Forum Discussion

rchrenewables's avatar
rchrenewables
Contributor 2
22 days ago

Job Form Additional Characters

Hello,

Does anybody utilize the job forms for providing findings for clients? I have been using the job forms and just recently noticed that the "long answer" option isn't quite long enough for some of the job findings that I write up for certain jobs. Does anybody have an efficient work around for this? 

Cheers, 

6 Replies

  • Just thinking here, but what about a second question below the long answer that says "Continued if Required"?

    • tbarth's avatar
      tbarth
      Contributor 3

      Clever! 

      I tested the long answer box, and it does seem to be limited to 4096 characters.

      • rchrenewables's avatar
        rchrenewables
        Contributor 2

        That’s not a bad idea! Thanks for the responses. It may not be a character limit rather than a formatting issue. The report attached below recently had this issue. Page 3 just goes straight into photos. 

         

  • krista's avatar
    krista
    Jobber Support Team

    Hi everyone,

    This is a really good callout, especially if you are using job forms for detailed findings or formal reporting.

    I would be happy to pass this along to our Development team, particularly around the character limitation and the formatting issue you mentioned. That context is helpful.

    In the meantime, have you considered using internal notes for longer findings? Notes do not have the same structured character limitations as form fields and can sometimes provide more flexibility for detailed write-ups. Some teams use job forms for structured checklists and then use notes for extended summaries or conclusions.

    • tbarth's avatar
      tbarth
      Contributor 3

      It looks like long multiline forms in the mobile app are clipped in the form field, in this case with lots of short lines. If desktop shows the full content, the backend data is still there. I'm assuming the behavior happens on iOS and Android since they both use React Native, which you guys switched to a few years ago.

      The current TextInput implementation probably uses a fixed height or limited auto-grow without enabling scrolling past the maximum height. Any parent container constraints or missing scrollEnabled could cause it as well. Android has a vertical alignment thing that may also cause it if not accounted for.

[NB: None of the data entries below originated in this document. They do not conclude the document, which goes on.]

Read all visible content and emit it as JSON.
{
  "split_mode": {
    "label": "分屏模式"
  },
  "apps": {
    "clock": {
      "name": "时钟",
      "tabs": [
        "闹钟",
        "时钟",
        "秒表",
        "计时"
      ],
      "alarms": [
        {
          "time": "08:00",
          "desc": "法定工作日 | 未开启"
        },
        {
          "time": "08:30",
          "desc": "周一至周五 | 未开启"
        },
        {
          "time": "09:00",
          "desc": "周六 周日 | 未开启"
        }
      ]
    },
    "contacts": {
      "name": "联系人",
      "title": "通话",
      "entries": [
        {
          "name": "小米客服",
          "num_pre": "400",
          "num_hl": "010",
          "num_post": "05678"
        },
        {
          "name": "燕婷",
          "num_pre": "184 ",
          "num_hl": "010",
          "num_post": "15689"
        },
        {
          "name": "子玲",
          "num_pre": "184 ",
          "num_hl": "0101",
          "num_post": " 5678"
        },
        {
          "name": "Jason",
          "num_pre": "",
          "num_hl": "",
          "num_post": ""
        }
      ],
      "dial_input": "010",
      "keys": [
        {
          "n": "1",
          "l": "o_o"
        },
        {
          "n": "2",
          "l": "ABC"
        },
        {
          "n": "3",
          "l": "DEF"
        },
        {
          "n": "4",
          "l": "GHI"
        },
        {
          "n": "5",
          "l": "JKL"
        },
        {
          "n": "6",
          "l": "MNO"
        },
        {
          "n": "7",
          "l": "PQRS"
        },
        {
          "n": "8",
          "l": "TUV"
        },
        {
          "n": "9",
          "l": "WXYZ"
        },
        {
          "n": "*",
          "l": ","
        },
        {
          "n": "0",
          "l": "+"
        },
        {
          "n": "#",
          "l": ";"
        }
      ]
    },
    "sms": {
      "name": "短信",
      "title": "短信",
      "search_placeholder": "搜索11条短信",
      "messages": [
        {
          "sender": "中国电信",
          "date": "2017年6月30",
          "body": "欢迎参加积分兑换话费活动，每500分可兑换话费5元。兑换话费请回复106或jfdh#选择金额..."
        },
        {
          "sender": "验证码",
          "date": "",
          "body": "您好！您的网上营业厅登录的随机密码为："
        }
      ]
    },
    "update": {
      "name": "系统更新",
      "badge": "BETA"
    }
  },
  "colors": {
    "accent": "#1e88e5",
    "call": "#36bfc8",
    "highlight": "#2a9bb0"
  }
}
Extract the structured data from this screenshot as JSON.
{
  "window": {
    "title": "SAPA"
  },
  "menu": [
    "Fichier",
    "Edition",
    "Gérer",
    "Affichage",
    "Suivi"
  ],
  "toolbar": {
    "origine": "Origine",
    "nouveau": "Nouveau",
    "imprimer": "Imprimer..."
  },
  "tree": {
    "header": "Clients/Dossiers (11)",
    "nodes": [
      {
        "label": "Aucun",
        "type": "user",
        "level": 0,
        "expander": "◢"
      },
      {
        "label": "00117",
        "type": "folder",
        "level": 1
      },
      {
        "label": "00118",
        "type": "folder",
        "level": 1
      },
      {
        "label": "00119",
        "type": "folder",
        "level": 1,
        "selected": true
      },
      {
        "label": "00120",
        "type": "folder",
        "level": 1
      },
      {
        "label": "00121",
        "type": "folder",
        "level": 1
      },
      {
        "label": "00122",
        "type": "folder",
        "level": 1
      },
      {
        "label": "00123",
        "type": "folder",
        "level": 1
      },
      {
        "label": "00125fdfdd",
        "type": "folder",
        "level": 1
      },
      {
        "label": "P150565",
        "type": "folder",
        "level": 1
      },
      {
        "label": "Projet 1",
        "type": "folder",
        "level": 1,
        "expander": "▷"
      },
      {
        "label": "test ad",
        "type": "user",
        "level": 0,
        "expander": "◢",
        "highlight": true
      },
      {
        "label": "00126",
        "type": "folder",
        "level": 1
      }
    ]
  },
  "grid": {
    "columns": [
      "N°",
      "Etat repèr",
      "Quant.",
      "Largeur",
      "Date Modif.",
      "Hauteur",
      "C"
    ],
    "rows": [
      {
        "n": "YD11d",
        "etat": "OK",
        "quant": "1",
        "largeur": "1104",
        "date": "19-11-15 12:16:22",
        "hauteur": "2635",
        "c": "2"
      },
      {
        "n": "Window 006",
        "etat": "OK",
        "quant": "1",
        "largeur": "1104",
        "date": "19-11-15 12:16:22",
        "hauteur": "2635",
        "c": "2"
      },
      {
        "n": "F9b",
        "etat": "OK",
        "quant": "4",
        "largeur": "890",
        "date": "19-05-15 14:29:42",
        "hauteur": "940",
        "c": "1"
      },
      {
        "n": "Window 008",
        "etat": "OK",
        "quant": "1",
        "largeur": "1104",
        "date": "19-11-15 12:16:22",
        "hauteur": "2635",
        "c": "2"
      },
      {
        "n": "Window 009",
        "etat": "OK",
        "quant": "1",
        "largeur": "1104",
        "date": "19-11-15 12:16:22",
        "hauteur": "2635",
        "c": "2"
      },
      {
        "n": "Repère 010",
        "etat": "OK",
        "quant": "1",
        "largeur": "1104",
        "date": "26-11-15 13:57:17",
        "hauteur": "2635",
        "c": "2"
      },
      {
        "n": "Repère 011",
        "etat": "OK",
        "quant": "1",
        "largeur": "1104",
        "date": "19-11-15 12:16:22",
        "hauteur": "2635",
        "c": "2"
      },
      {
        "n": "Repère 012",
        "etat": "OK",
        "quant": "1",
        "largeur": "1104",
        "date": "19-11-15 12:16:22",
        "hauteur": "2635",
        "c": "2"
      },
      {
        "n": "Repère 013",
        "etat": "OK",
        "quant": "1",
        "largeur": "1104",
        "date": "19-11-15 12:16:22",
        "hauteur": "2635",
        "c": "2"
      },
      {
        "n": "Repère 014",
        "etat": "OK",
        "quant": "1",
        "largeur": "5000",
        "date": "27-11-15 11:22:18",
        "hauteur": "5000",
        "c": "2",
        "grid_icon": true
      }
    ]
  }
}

      Should be an easy fix.  Looking at the React Native reference:

      • TextInput with multiline={true}
      • Dynamically grow height using onContentSizeChange up to a defined maxHeight
      • Enable scrolling past maxHeight (scrollEnabled={true})
      • Set textAlignVertical="top" for Android alignment
      • Wrap in KeyboardAvoidingView and ScrollView if the form spans multiple fields or page height

       

      Example:

      <TextInput
        multiline
        value={value}
        onChangeText={setValue}
        onContentSizeChange={e =>
          setHeight(Math.min(e.nativeEvent.contentSize.height, 400)) // auto-grow until max
        }
        scrollEnabled={height >= 400}    // allow scrolling past max
        textAlignVertical="top"          // fix Android vertical alignment
        style={{ height, minHeight: 100, maxHeight: 400, borderWidth: 1, borderColor: '#ccc', padding: 10 }}
      />

      That would prevent clipping, works on iOS and Android, maintain the layout, and handle keyboard interactions and flex layouts correctly.

      Or I could be completely wrong about the exact cause, but it should still be an easy fix since it's certainly a css issue.

      As for QA, this is the kind of issue that can slip past all of the non-manual / device testing test methods, including E2E because simulated keyboard and layout stuff can behave differently from real devices.  Even then, it's an edge case for manual testing.